Representatives of evangelical groups said they resisted boycotting “Brokeback Mountain” only because they did not want to draw attention to the critically acclaimed film about gay love. And evangelicals are divided over “End of the Spear”, an evangelical production based on a real-life missionary story. Some leaders are encouraging people to see this film about forgiveness, while others are campaigning against it because it stars an openly gay actor.
And that is the enigma of us. What is the classic line from the cartoon Pogo? “We have met the enemy…and it is us.” Evangelicals don’t want to call attention to one movie but they hurt another good and valuable movie (End of the Spear) and in the process call even more attention to the issue in a way that further alienates the church from gay men and women seeking truth.

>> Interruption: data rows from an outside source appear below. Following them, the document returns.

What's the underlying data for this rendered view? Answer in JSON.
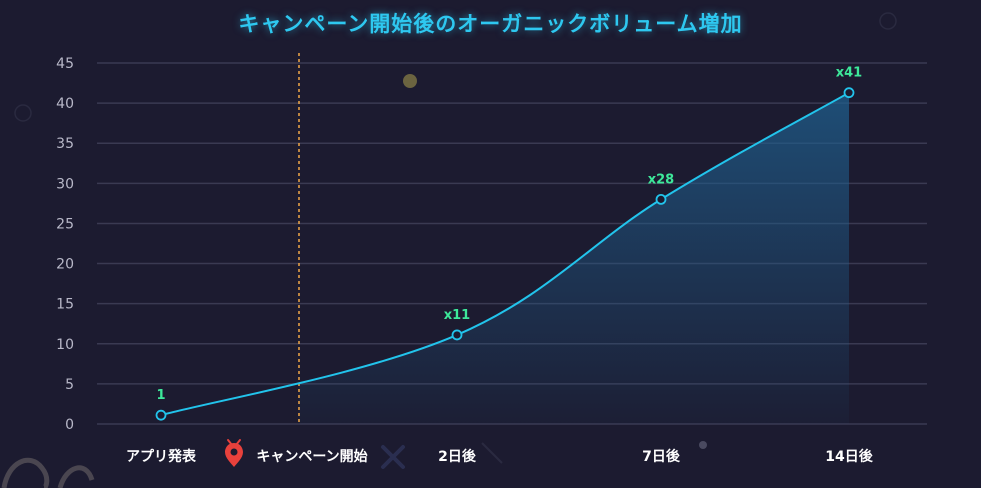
{
  "chart_data": {
    "type": "area",
    "title": "キャンペーン開始後のオーガニックボリューム増加",
    "xlabel": "",
    "ylabel": "",
    "ylim": [
      0,
      45
    ],
    "yticks": [
      0,
      5,
      10,
      15,
      20,
      25,
      30,
      35,
      40,
      45
    ],
    "grid": true,
    "categories": [
      "アプリ発表",
      "キャンペーン開始",
      "2日後",
      "7日後",
      "14日後"
    ],
    "points": [
      {
        "category": "アプリ発表",
        "value": 1.1,
        "label": "1"
      },
      {
        "category": "2日後",
        "value": 11.1,
        "label": "x11"
      },
      {
        "category": "7日後",
        "value": 28.0,
        "label": "x28"
      },
      {
        "category": "14日後",
        "value": 41.3,
        "label": "x41"
      }
    ],
    "campaign_marker": {
      "category": "キャンペーン開始",
      "icon": "location-pin-icon"
    },
    "colors": {
      "background": "#1c1b30",
      "line": "#22c4ec",
      "area": "#1f5f8e",
      "data_label": "#3de89a",
      "marker_line": "#f0a848",
      "grid": "#3a3a52",
      "pin": "#e8413c"
    }
  }
}
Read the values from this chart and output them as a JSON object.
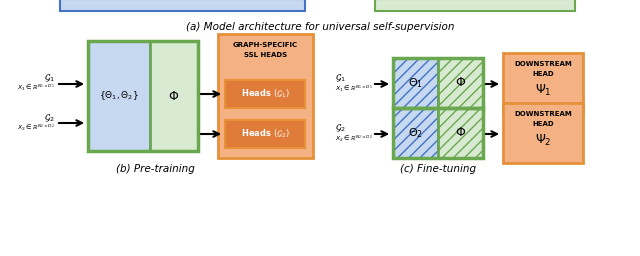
{
  "fig_width": 6.4,
  "fig_height": 2.56,
  "dpi": 100,
  "bg_color": "#ffffff",
  "title_a": "(a) Model architecture for universal self-supervision",
  "title_b": "(b) Pre-training",
  "title_c": "(c) Fine-tuning",
  "colors": {
    "blue_fill": "#c6d9f1",
    "blue_border": "#4472c4",
    "green_fill": "#d9ead3",
    "green_border": "#6aa84f",
    "orange_fill": "#f4b183",
    "orange_border": "#e69138",
    "orange_dark": "#e07b39",
    "orange_box_fill": "#f4b183",
    "hatching_blue": "#4472c4",
    "hatching_green": "#6aa84f"
  }
}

So what do evangelicals want from Hollywood anyway? Help converting the masses? If so, movies don’t seem as if they’re the most effective forum. Despite all the evangelistic hype for The Passion, a survey by The Barna Group showed that less than one-tenth of 1% of those who saw the movie accepted Jesus Christ as their savior as a result of seeing the film. Likewise, don’t expect a jump in the size of the gay population because of Brokeback Mountain, however much it might foster the national conversation. Only when evangelicals agree to look at Hollywood not just as an evangelistic tool, or a harmless entertainment provider, but also as an important participant in cultural discourse will they understand that as a major share of the movie market, they are in a position to shape that vital discussion.
Hollywood, like it or not, reflects where culture is heading. So climb out of the comfort bunker and get in the battle. Engage the culture by looking for the spiritual aspect of movies and then discussing. Evangelism is a process. In baseball parlance I was taught in my early Christian experience that we must be closers. But the truth is that sometimes we are starters (planting a seed of interest). Sometimes we are middle relievers (watering that growing interest) and sometimes we are closers. Every part of the process is sacred and wisely using the opportunities presented by movies and culture makes sense. Kudos to William Romanowski at Calvin College. A voice of reason in the cultural desert is like a cool refreshing drink. Paul had a good challenge to the Church at Corinth to put a wrap on this discussion.
I have voluntarily become a servant to any and all in order to reach a wide range of people: religious, nonreligious, meticulous moralists, loose-living immoralists, the defeated, the demoralized–whoever. I didn’t take on their way of life. I kept my bearings in Christ–but I entered their world and tried to experience things from their point of view. I’ve become just about every sort of servant there is in my attempts to lead those I meet into a God-saved life. I did all this because of the Message. I didn’t just want to talk about it; I wanted to be in on it! I Cor 9, The Message
Let’s jump in the arena and be in on it. It might even be fun!